Бурдинский победоносно поглядел на Цупко.
– На такой каравай, Филя, как все десять тыщ рот не разинешь, но две тыщи тоже неплохо, а? А ишо пять сотен золотых рубликов у энтого председателя уже в кармане! Сколь всего выходит навару?
– До вокзала, понятное дело, с охраной денежку повезут… – раздумчиво проговорил Цупко. – Тут ничево не выйдет… В вагоне…
Он пристально поглядел на Бурдинского.
– Дык, в поезде-то, чай, тож без охраны не оставят. И чо ты трендел, мол, без шума могем взять?
– От тут-то и весь кандибобер, Филя!
Бурдинский торжествующе прихлопнул по столешнице.
– Нам вся энта канитель и ни к чаму! Ни движенье на вокзал, ни охрана в вагоне!
– А как жа?..
– «Как жа», «как жа»! Совсем у тебя, Филя, мозги жиром заплыли! Да не будет уже в вагоне денюшек! Ха-ха-ха-ха! – заржал довольный Бурдинский, окончательно войдя в роль. – Не понял, башка стоеросовая?! А вот ето видал?
Продолжая ухмыляться, он показал таращившему глаза Цупко ключ на тесемке, к которой была прикреплена фанерная бирочка с лиловыми цифрами.
– Вот, Филя, ключик! И ключик энтот от председателева нумера в гостинице «Даурия». Смекашь? Ни хера ты не смекашь! Мне сей ключ выдали, как сопровождающему лицу. Штоб я, значит, мог беспрепятственно входить в председателев нумер. Ну, там с документами, опять же – для доставки припасов на поездку. Денежки, Филя, получаем мы с главным доктором послезавтрово днем, а уезжам в Борзю вечером! Ну, допёр? За нумером в гостинице Костя устанавливат наблюденье. Как только деньги окажутся тама – забирает по-тихому. Я, понятно дело, в стороне, а в нумере разве што один председатель энтот и будет. Ему револьвер под нос – и амбец! Связать – да кляп. И лежи он до самого паровоза! Я же тама первый и появлюся, шум-гам подыму, мол, беда, ограбили! А ежели и вовсе никого в нумере не будет – тады и энтот ключик сгодится. Костя золотишко заберёт, а человечик ево незаметный мне ключик обратно ткнёт, где условимся. Потом мы с главным московским доктором приходи в нумер… И опять я шум-гам подымаю! От так!

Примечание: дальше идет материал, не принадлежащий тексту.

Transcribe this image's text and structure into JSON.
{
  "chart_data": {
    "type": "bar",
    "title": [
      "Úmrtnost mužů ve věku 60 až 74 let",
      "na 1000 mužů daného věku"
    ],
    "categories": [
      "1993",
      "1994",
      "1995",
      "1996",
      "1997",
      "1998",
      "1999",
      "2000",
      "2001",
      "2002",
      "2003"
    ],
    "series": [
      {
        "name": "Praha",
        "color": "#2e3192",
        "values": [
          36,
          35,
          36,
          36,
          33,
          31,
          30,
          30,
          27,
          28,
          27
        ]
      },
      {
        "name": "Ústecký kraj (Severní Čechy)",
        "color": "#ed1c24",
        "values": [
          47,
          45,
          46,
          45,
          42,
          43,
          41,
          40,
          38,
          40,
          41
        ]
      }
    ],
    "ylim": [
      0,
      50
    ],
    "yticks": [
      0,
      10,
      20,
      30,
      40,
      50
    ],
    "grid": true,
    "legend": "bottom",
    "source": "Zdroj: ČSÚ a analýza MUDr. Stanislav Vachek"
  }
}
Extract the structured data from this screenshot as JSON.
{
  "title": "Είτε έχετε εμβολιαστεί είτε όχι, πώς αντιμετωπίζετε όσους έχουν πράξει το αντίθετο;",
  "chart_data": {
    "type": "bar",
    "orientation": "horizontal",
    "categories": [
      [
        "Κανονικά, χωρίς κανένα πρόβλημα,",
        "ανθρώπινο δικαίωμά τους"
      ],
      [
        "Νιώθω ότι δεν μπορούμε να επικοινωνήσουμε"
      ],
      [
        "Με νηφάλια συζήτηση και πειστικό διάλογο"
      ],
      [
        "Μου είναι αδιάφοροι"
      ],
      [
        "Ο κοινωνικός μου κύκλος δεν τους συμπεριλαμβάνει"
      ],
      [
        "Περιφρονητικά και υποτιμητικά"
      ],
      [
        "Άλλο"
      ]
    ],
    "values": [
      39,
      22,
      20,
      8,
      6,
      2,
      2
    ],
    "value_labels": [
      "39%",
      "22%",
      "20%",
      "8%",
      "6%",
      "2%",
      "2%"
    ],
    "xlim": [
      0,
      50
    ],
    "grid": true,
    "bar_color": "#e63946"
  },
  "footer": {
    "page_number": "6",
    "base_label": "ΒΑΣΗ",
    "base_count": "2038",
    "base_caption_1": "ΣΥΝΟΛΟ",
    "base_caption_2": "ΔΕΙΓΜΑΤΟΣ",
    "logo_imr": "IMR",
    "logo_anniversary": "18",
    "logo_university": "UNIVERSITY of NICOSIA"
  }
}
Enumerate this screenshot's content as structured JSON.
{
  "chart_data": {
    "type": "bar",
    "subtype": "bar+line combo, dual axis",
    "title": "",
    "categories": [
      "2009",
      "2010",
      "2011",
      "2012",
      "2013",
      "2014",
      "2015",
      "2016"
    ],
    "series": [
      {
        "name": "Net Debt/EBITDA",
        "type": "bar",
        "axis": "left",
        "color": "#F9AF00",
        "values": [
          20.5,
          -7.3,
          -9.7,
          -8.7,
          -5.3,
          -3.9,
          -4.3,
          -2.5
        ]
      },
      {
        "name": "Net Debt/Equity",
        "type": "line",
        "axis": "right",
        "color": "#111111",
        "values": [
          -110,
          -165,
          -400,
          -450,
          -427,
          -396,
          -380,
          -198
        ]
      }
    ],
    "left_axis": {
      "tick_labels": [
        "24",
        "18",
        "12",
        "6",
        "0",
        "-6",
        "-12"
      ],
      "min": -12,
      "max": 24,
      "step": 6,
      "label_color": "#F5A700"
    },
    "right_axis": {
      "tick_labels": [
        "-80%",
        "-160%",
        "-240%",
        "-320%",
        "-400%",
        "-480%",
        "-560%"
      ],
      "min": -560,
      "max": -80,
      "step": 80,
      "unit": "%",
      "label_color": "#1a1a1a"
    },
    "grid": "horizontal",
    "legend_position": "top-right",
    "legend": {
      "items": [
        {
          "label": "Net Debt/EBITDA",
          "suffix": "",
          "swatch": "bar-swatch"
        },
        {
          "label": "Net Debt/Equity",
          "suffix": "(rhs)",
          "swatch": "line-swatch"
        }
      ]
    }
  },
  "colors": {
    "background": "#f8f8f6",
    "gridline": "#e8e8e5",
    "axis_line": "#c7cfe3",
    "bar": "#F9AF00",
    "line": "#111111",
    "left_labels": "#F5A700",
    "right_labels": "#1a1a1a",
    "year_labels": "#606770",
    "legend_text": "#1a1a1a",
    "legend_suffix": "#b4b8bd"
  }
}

– А ежели ключ никакой возможности возвернуть не выйдет?
– Че ты, Филя, в таки подробности лезешь! Ключ-то, вишь какой? Сама простота! Завтра же второй такой выточим на старом базаре!
– Во! Это лучше будет!
По Филиному воодушевлению, и особенно по вниканию Цупко во все мелочи, Бурдинский понял: рыбка клюнула. Но клюнула жадная и глупая плотва, а не хитрая щука – Костя.
– Ты, Филя, давай-ка, сыщи Костю. Треба сурьёзно все обговорить. Сам щас видишь – уголовка и «Господи, помилуй» землю роют. Опростоволоситься нам нельзя, а вот умыть господ сыскарей – сам бог велел!
– Непросто это, Гоха, о-хо-хо… – протянул, задумчиво покачивая головой, Цупко. – Надо ж ишшо сыскать Костю-то.
– Сыщешь, коль хотелку приложишь! – осклабился Бурдинский. С этим Филю-Кабана и оставил.
Прислушивавшийся к вечернему разговору Цупко и «толстого», госполитохрановский «подсобник» Калинин этой части их разговора не разобрал. Может быть, и к лучшему, а то поднял бы суету, которая могла задумку ГПО порушить, отпугнуть от наживки щуку.
Наутро Цупко неспешно попил чаю, а потом ни с того ни с сего вдруг спросил Павла: а не хочет он в Маньчжурию податься с надёжными человеками? Калинин растерялся с ответом, а Филипп махнул рукой, дескать, вечером договорим. И ушёл в город, взяв с собой и верного помощника – Ваську Спешилова. Филиппов приёмыш быстро впитал от старого каторжника всё самое худшее.
Обедал Калинин в полном одиночестве, потом прилёг было вздремнуть, но стук в оконное стекло поднял. Павел глянул на ходики, потом в окно. Часы показывали без пяти три, а за окном стоял высокий, плечистый молодой мужчина, который на днях уже приходил вечером к Филиппу. Жаркая волна окатила Павла при взгляде на незнакомца в сером, щегольски сшитом костюме и чёрной фуражке. А тот кивком вызвал Павла к калитке.
– Хозяин дома?
– Здравствуйте… Нет, Филипп Ильич отсутствуют…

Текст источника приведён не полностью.